One hopes that the Minister, to whom a good many powers are given in this Bill, will make full use of them. In particular, it is hoped that he will go a good deal into research. There is a tremendous amount of work to be done in this department, in the matter of appliances which are now available and which can be made use of if brought to the notice of the public, and in the way of making the various fuels available. In all these matters the Minister has been given wide powers, and I am sure we all hope he will use them to enable the Bill to operate satisfactorily and the authorities to deal more effectively with, in particular, the emission of sulphur fumes, the exhaust gases from internal combustion engines, and obnoxious industrial pollution, which are matters to which not sufficient attention has been given hither- to. One hopes that every effort will be made to make this Bill work satisfactorily, and that, if necessary, the Government will not hesitate to bring in further legislation on the same lines as soon as the various researches which we hope will take place offer other means of doing away with the present air pollution. Having made those few remarks, I would add that we on this side of the House have no objection to the Third Reading of the Bill.

4.33 p.m.


My Lords, I should like to say two things very briefly. I was sorry not to be in the House for the Report stage of the Bill, more particularly as the noble Earl in charge of the Bill was so kind as to deal with one or two points which I raised on the Committee stage. I am most grateful for the trouble he and the noble and learned Viscount on the Woolsack took in dealing with some of my Amendments. I share the view of the last speaker. I hope that when this Bill receives the Royal Assent it will be a useful first stage in dealing with a serious social evil. Those of us who are still of the opinion that the Minister chiefly responsible for the Bill has been a little timid in his legislation would like to express the hope that when it comes to administration he will be resolute, if not militant.


My Lords, perhaps I might say a few words before we send this Bill back to another place for them to approve the Amendments your Lordships have inserted.
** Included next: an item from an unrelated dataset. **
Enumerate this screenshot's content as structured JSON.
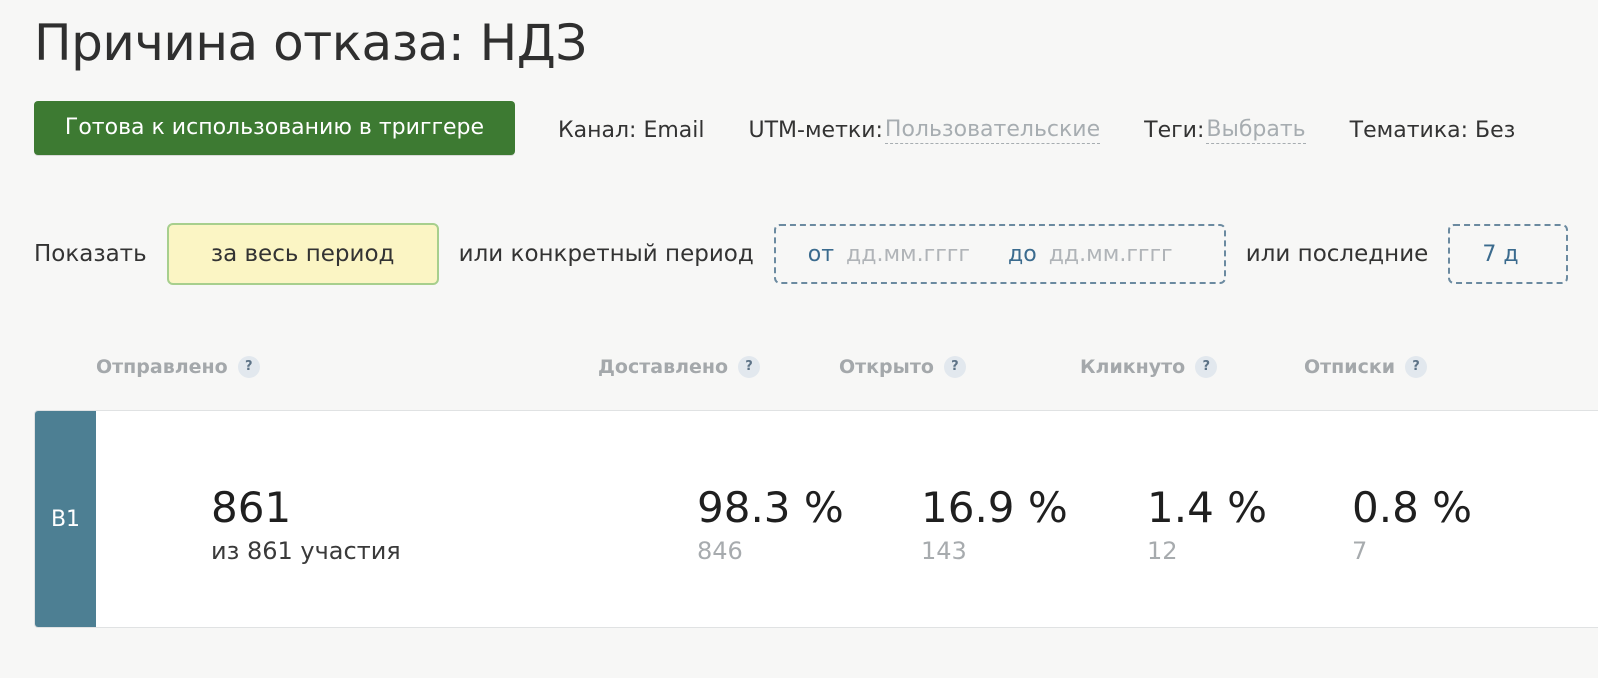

Let me say at once that Her Majesty's Government hope, with the noble Lord, Lord Milner of Leeds, and the right reverend Prelate, that all local authorities and industries will collaborate to make this Bill an outstanding success. I would go one stage further. It is a start on a very difficult subject, but that by no means precludes further legislation from arising in the future if the powers which my right honourable friend has sought and obtained in this Bill are not sufficient for the purpose in the future.

As the noble Lord, Lord Milner of Leeds, knows, my noble and learned friend on the Woolsack, dealt at some considerable length with the defences which are embodied in the first clause, and I hope he will not expect me to go into them to-day. He referred to the question of research and trusted there would be continual research into all these complicated and difficult matters, I would refer the noble Lord to the discussion we had on this very subject on the Committee stage of the Bill, on an Amendment moved by the right reverend Prelate. I told the right reverend Prelate on that occasion that there would be continual research into all these matters. I went so far as to say—and I would emphasise it again—that research is vitally important if the whole principles and purposes of the Bill are to come to fruition. I would add these words in conclusion. I am grateful to the noble Lords who have taken part in the discussion since we had the Second Reading for their help and assistance in steering the Bill so carefully and to well on its way to the Statute Book.

On Question, Bill read 3ª, with the Amendments, and passed, and returned to the Commons.